Unlike many states that broadly preempt local firearms regulation, Illinois allows home-rule municipalities to enact firearms ordinances that are more restrictive than state law. This partial preemption framework is rooted in the Illinois Constitution and has been shaped by the Firearm Concealed Carry Act of 2013. The result is a patchwork of local firearms regulations that varies from one jurisdiction to the next -- particularly in the Chicago metropolitan area.[1]
Constitutional Home-Rule Authority
Article VII, Section 6 of the Illinois Constitution provides that a home-rule unit may "exercise any power and perform any function pertaining to its government and affairs, including, but not limited to, the power to regulate for the protection of the public health, safety, morals, and welfare." Any municipality with a population exceeding 25,000 is automatically a home-rule unit. Smaller municipalities may adopt home-rule status by referendum. Cook County holds home-rule authority as a county.[1]
The General Assembly may limit home-rule powers by a three-fifths vote of both chambers or by expressly preempting local regulation in a particular statute. Absent such action, home-rule units retain the authority to legislate on firearms matters.
What Is Preempted: Concealed Carry
The Firearm Concealed Carry Act (430 ILCS 66/90) includes the most significant express preemption in Illinois firearms law. Section 90 states that the regulation of the carrying of concealed firearms is an "exclusive power and function of the State" and that any ordinance or regulation enacted by a home-rule unit that purports to regulate the carrying of concealed firearms in a manner inconsistent with the Act is void.[2]
This means municipalities cannot impose additional concealed carry requirements beyond those in the state Act. They cannot require local concealed carry permits, add prohibited locations beyond the state's list, or impose additional training requirements.

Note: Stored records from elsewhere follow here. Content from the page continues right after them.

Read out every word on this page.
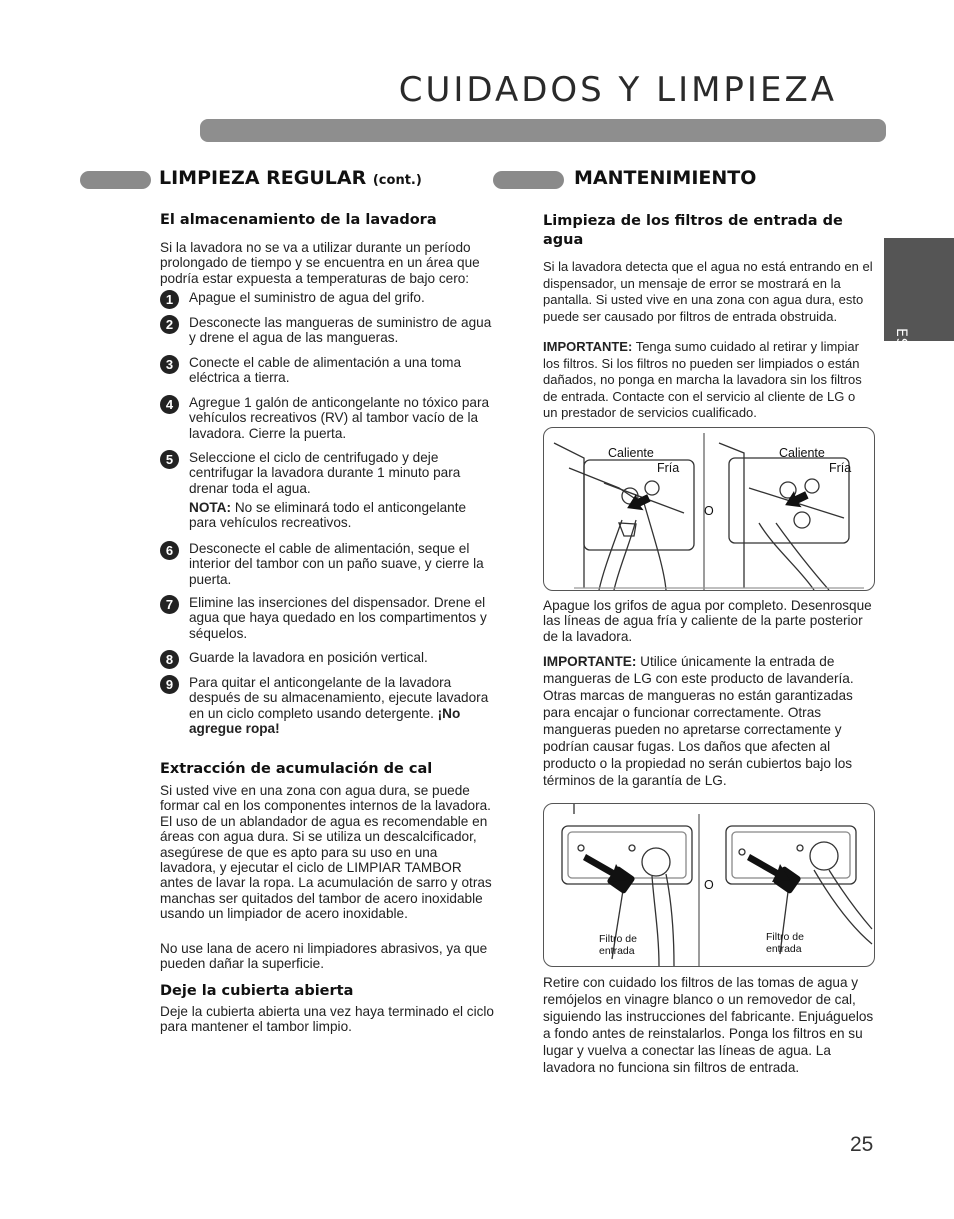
CUIDADOS Y LIMPIEZA
ESPAÑOL
LIMPIEZA REGULAR (cont.)
El almacenamiento de la lavadora
Si la lavadora no se va a utilizar durante un período prolongado de tiempo y se encuentra en un área que podría estar expuesta a temperaturas de bajo cero:
1	Apague el suministro de agua del grifo.
2	Desconecte las mangueras de suministro de agua y drene el agua de las mangueras.
3	Conecte el cable de alimentación a una toma eléctrica a tierra.
4	Agregue 1 galón de anticongelante no tóxico para vehículos recreativos (RV) al tambor vacío de la lavadora. Cierre la puerta.
5	Seleccione el ciclo de centrifugado y deje centrifugar la lavadora durante 1 minuto para drenar toda el agua.
NOTA: No se eliminará todo el anticongelante para vehículos recreativos.
6	Desconecte el cable de alimentación, seque el interior del tambor con un paño suave, y cierre la puerta.
7	Elimine las inserciones del dispensador. Drene el agua que haya quedado en los compartimentos y séquelos.
8	Guarde la lavadora en posición vertical.
9	Para quitar el anticongelante de la lavadora después de su almacenamiento, ejecute lavadora en un ciclo completo usando detergente. ¡No agregue ropa!
Extracción de acumulación de cal
Si usted vive en una zona con agua dura, se puede formar cal en los componentes internos de la lavadora. El uso de un ablandador de agua es recomendable en áreas con agua dura. Si se utiliza un descalcificador, asegúrese de que es apto para su uso en una lavadora, y ejecutar el ciclo de LIMPIAR TAMBOR antes de lavar la ropa. La acumulación de sarro y otras manchas ser quitados del tambor de acero inoxidable usando un limpiador de acero inoxidable.
No use lana de acero ni limpiadores abrasivos, ya que pueden dañar la superficie.
Deje la cubierta abierta
Deje la cubierta abierta una vez haya terminado el ciclo para mantener el tambor limpio.
MANTENIMIENTO
Limpieza de los filtros de entrada de agua
Si la lavadora detecta que el agua no está entrando en el dispensador, un mensaje de error se mostrará en la pantalla. Si usted vive en una zona con agua dura, esto puede ser causado por filtros de entrada obstruida.
IMPORTANTE: Tenga sumo cuidado al retirar y limpiar los filtros. Si los filtros no pueden ser limpiados o están dañados, no ponga en marcha la lavadora sin los filtros de entrada. Contacte con el servicio al cliente de LG o un prestador de servicios cualificado.
Caliente
Fría
Caliente
Fría
O
Apague los grifos de agua por completo. Desenrosque las líneas de agua fría y caliente de la parte posterior de la lavadora.
IMPORTANTE: Utilice únicamente la entrada de mangueras de LG con este producto de lavandería. Otras marcas de mangueras no están garantizadas para encajar o funcionar correctamente. Otras mangueras pueden no apretarse correctamente y podrían causar fugas. Los daños que afecten al producto o la propiedad no serán cubiertos bajo los términos de la garantía de LG.
O
Filtro de entrada
Filtro de entrada
Retire con cuidado los filtros de las tomas de agua y remójelos en vinagre blanco o un removedor de cal, siguiendo las instrucciones del fabricante. Enjuáguelos a fondo antes de reinstalarlos. Ponga los filtros en su lugar y vuelva a conectar las líneas de agua. La lavadora no funciona sin filtros de entrada.
25
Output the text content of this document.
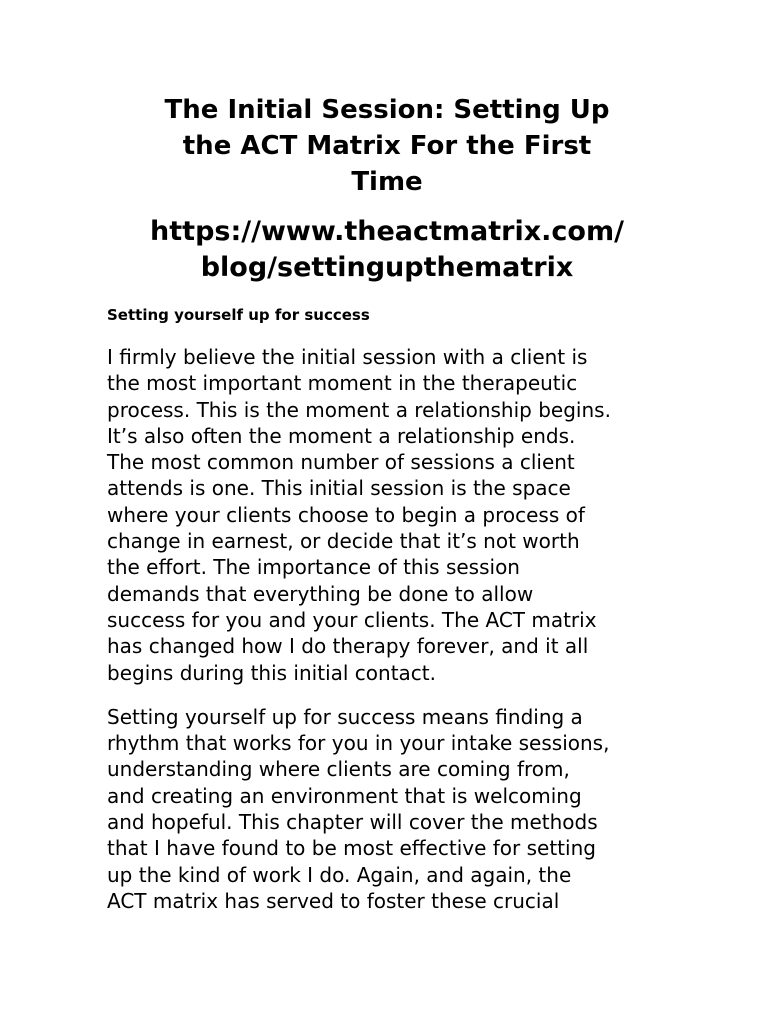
The Initial Session: Setting Up
the ACT Matrix For the First
Time
https://www.theactmatrix.com/
blog/settingupthematrix
Setting yourself up for success

I firmly believe the initial session with a client is
the most important moment in the therapeutic
process. This is the moment a relationship begins.
It’s also often the moment a relationship ends.
The most common number of sessions a client
attends is one. This initial session is the space
where your clients choose to begin a process of
change in earnest, or decide that it’s not worth
the effort. The importance of this session
demands that everything be done to allow
success for you and your clients. The ACT matrix
has changed how I do therapy forever, and it all
begins during this initial contact.

Setting yourself up for success means finding a
rhythm that works for you in your intake sessions,
understanding where clients are coming from,
and creating an environment that is welcoming
and hopeful. This chapter will cover the methods
that I have found to be most effective for setting
up the kind of work I do. Again, and again, the
ACT matrix has served to foster these crucial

The concealed carry framework is uniform statewide.
What Is Not Preempted: Most Other Firearms Regulation
Outside the concealed carry context, home-rule municipalities retain broad authority to regulate firearms. Areas where local regulation is permitted include:
- Assault weapons bans: Municipalities may enact their own bans with definitions differing from the state's Protect Illinois Communities Act[3]
- Firearm registration: Municipalities may require local registration of firearms, as Chicago has done for decades
- Firearm dealer regulation: Local governments may impose requirements beyond the state FDLC (430 ILCS 68)
- Taxation: Home-rule units may levy local taxes on firearm and ammunition sales
- Discharge and storage: Municipalities may regulate firearm discharge and enact storage requirements stricter than the state's Safe Gun Storage Act
The 2013 Preemption Deadline
When the Firearm Concealed Carry Act was enacted in 2013, it included a provision (430 ILCS 66/90) that required municipalities to enact any new firearms regulations within 10 days of the Act's effective date (July 9, 2013) if they wished to preserve those regulations. Ordinances enacted or amended after this 10-day window that regulate the possession or ownership of firearms in a manner inconsistent with the Concealed Carry Act could be challenged as preempted.[2]
Ordinances that were already in place before the deadline -- such as Chicago's registration requirements and various Cook County municipal assault weapons bans -- were grandfathered.
Practical Impact: A Patchwork of Local Laws
The lack of full preemption creates a fragmented regulatory landscape. A firearm that is legal in one municipality may be prohibited in the neighboring jurisdiction. The burden falls on the individual firearm owner to know and comply with the laws of each jurisdiction they enter. Non-home-rule municipalities -- those with populations under 25,000 that have not adopted home-rule by referendum -- do not have the authority to enact firearms regulations that conflict with state law. Residents of those smaller municipalities are generally subject only to state and federal firearms law.[1]